Endpoint Method Auth Purpose
/v1/health GET none Liveness for Baton's adapter polling
/v1/conditions GET none List all registered conditions
/v1/conditions POST bearer Register a condition (metadata only; predicates are local)
/v1/conditions/{id} DELETE bearer Remove a condition (in memory + DB)
/v1/fire POST bearer Manually fire a registered condition
/v1/fires GET none Recent kill_fires for ops dashboards

Auth is a bearer token via SCRAM_API_TOKEN. The token is a defense-in-depth measure; the primary boundary is the Fly private network.

CLI

scram run                    # start evaluator + API
scram migrate                # apply DB migrations
scram list                   # list registered conditions
scram fire <id> --reason "..." --operator "..."  # manual fire (HTTP)

Schema

Two tables, single migration (migrations/001_kill_conditions.sql):

  • kill_conditions — registered metadata (predicate stays in process memory; not persisted)
  • kill_fires — every fire (auto or manual) with forensic state + dispatch result + two-person status

Tests

pytest                # unit tests (no DB required)
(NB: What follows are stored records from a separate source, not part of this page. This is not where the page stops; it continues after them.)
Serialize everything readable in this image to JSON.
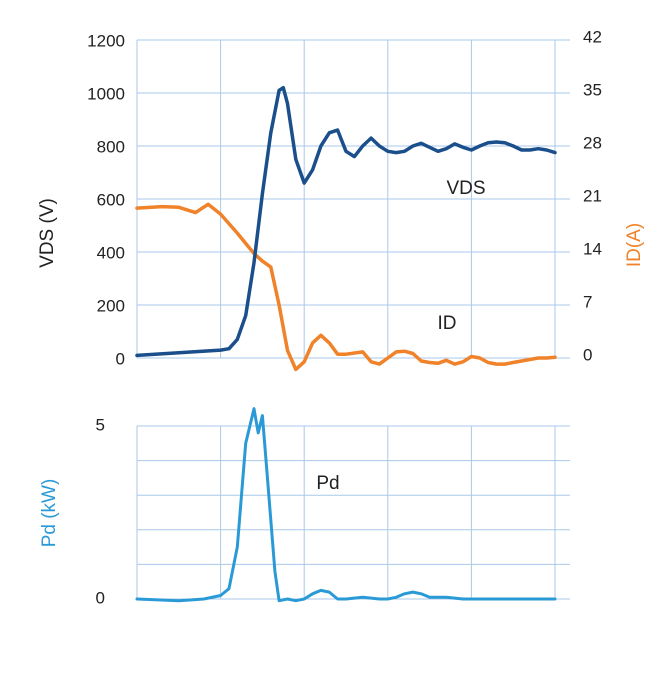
{
  "colors": {
    "vds": "#1a4f8b",
    "id": "#f0822a",
    "pd": "#2a9ad6",
    "grid": "#a9c9e8",
    "text": "#222222"
  },
  "chart_data": [
    {
      "type": "line",
      "title": "",
      "xlabel": "",
      "ylabel": "VDS (V)",
      "y2label": "ID(A)",
      "ylim": [
        0,
        1200
      ],
      "y2lim": [
        0,
        42
      ],
      "yticks": [
        "1200",
        "1000",
        "800",
        "600",
        "400",
        "200",
        "0"
      ],
      "y2ticks": [
        "42",
        "35",
        "28",
        "21",
        "14",
        "7",
        "0"
      ],
      "grid": true,
      "series": [
        {
          "name": "VDS",
          "axis": "left",
          "points": [
            [
              0,
              10
            ],
            [
              10,
              20
            ],
            [
              20,
              30
            ],
            [
              22,
              35
            ],
            [
              24,
              70
            ],
            [
              26,
              160
            ],
            [
              28,
              360
            ],
            [
              30,
              620
            ],
            [
              32,
              850
            ],
            [
              34,
              1010
            ],
            [
              35,
              1020
            ],
            [
              36,
              960
            ],
            [
              38,
              750
            ],
            [
              40,
              660
            ],
            [
              42,
              710
            ],
            [
              44,
              800
            ],
            [
              46,
              850
            ],
            [
              48,
              860
            ],
            [
              50,
              780
            ],
            [
              52,
              760
            ],
            [
              54,
              800
            ],
            [
              56,
              830
            ],
            [
              58,
              800
            ],
            [
              60,
              780
            ],
            [
              62,
              775
            ],
            [
              64,
              780
            ],
            [
              66,
              800
            ],
            [
              68,
              810
            ],
            [
              70,
              795
            ],
            [
              72,
              780
            ],
            [
              74,
              790
            ],
            [
              76,
              808
            ],
            [
              78,
              795
            ],
            [
              80,
              785
            ],
            [
              82,
              800
            ],
            [
              84,
              812
            ],
            [
              86,
              815
            ],
            [
              88,
              812
            ],
            [
              90,
              800
            ],
            [
              92,
              785
            ],
            [
              94,
              785
            ],
            [
              96,
              790
            ],
            [
              98,
              785
            ],
            [
              100,
              775
            ]
          ]
        },
        {
          "name": "ID",
          "axis": "right",
          "points": [
            [
              0,
              19.8
            ],
            [
              6,
              20
            ],
            [
              10,
              19.9
            ],
            [
              14,
              19.2
            ],
            [
              17,
              20.3
            ],
            [
              20,
              19
            ],
            [
              24,
              16.5
            ],
            [
              28,
              13.8
            ],
            [
              30,
              12.8
            ],
            [
              32,
              12
            ],
            [
              34,
              7
            ],
            [
              36,
              1
            ],
            [
              38,
              -1.5
            ],
            [
              40,
              -0.5
            ],
            [
              42,
              2
            ],
            [
              44,
              3
            ],
            [
              46,
              2
            ],
            [
              48,
              0.5
            ],
            [
              50,
              0.5
            ],
            [
              54,
              0.8
            ],
            [
              56,
              -0.5
            ],
            [
              58,
              -0.8
            ],
            [
              60,
              0
            ],
            [
              62,
              0.8
            ],
            [
              64,
              0.9
            ],
            [
              66,
              0.6
            ],
            [
              68,
              -0.4
            ],
            [
              70,
              -0.6
            ],
            [
              72,
              -0.7
            ],
            [
              74,
              -0.3
            ],
            [
              76,
              -0.8
            ],
            [
              78,
              -0.5
            ],
            [
              80,
              0.2
            ],
            [
              82,
              0
            ],
            [
              84,
              -0.6
            ],
            [
              86,
              -0.8
            ],
            [
              88,
              -0.8
            ],
            [
              90,
              -0.6
            ],
            [
              92,
              -0.4
            ],
            [
              94,
              -0.2
            ],
            [
              96,
              0
            ],
            [
              98,
              0
            ],
            [
              100,
              0.1
            ]
          ]
        }
      ]
    },
    {
      "type": "line",
      "title": "",
      "xlabel": "",
      "ylabel": "Pd (kW)",
      "ylim": [
        0,
        5
      ],
      "yticks": [
        "5",
        "0"
      ],
      "grid": true,
      "series": [
        {
          "name": "Pd",
          "axis": "left",
          "points": [
            [
              0,
              0
            ],
            [
              10,
              -0.05
            ],
            [
              16,
              0
            ],
            [
              20,
              0.1
            ],
            [
              22,
              0.3
            ],
            [
              24,
              1.5
            ],
            [
              26,
              4.5
            ],
            [
              28,
              5.5
            ],
            [
              29,
              4.8
            ],
            [
              30,
              5.3
            ],
            [
              31,
              3.8
            ],
            [
              33,
              0.8
            ],
            [
              34,
              -0.05
            ],
            [
              36,
              0
            ],
            [
              38,
              -0.05
            ],
            [
              40,
              0
            ],
            [
              42,
              0.15
            ],
            [
              44,
              0.25
            ],
            [
              46,
              0.2
            ],
            [
              48,
              0
            ],
            [
              50,
              0
            ],
            [
              54,
              0.05
            ],
            [
              58,
              0
            ],
            [
              60,
              0
            ],
            [
              62,
              0.05
            ],
            [
              64,
              0.15
            ],
            [
              66,
              0.2
            ],
            [
              68,
              0.15
            ],
            [
              70,
              0.05
            ],
            [
              74,
              0.05
            ],
            [
              78,
              0
            ],
            [
              82,
              0
            ],
            [
              86,
              0
            ],
            [
              90,
              0
            ],
            [
              94,
              0
            ],
            [
              98,
              0
            ],
            [
              100,
              0
            ]
          ]
        }
      ]
    }
  ],
  "annotations": {
    "vds": "VDS",
    "id": "ID",
    "pd": "Pd"
  }
}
The integration-test path (real Postgres) is NOT yet wired in this repo's test runner — V1 keeps the test suite hermetic so pytest runs without docker. Production verification today relies on the smoke tests in this repo plus the live scram run against a dev Postgres.

Open questions / V2 work

  • ADR-002: HTTP trigger-URL predicates so TypeScript components can register kill conditions. Until then, Reeve uses a Python harness to bridge.
  • Real Baton dispatcher integration (replace the five stubs in dispatch.py).
  • Real witness integration (replace StubWitnessClient in two_person.py).
  • Operator UI for inspecting kill_fires (separate concern; reeve operator console is the likely host).
  • Predicate-eval cost monitoring: emit per-condition tick latency to observability so a slow predicate is visible before it stalls evaluation.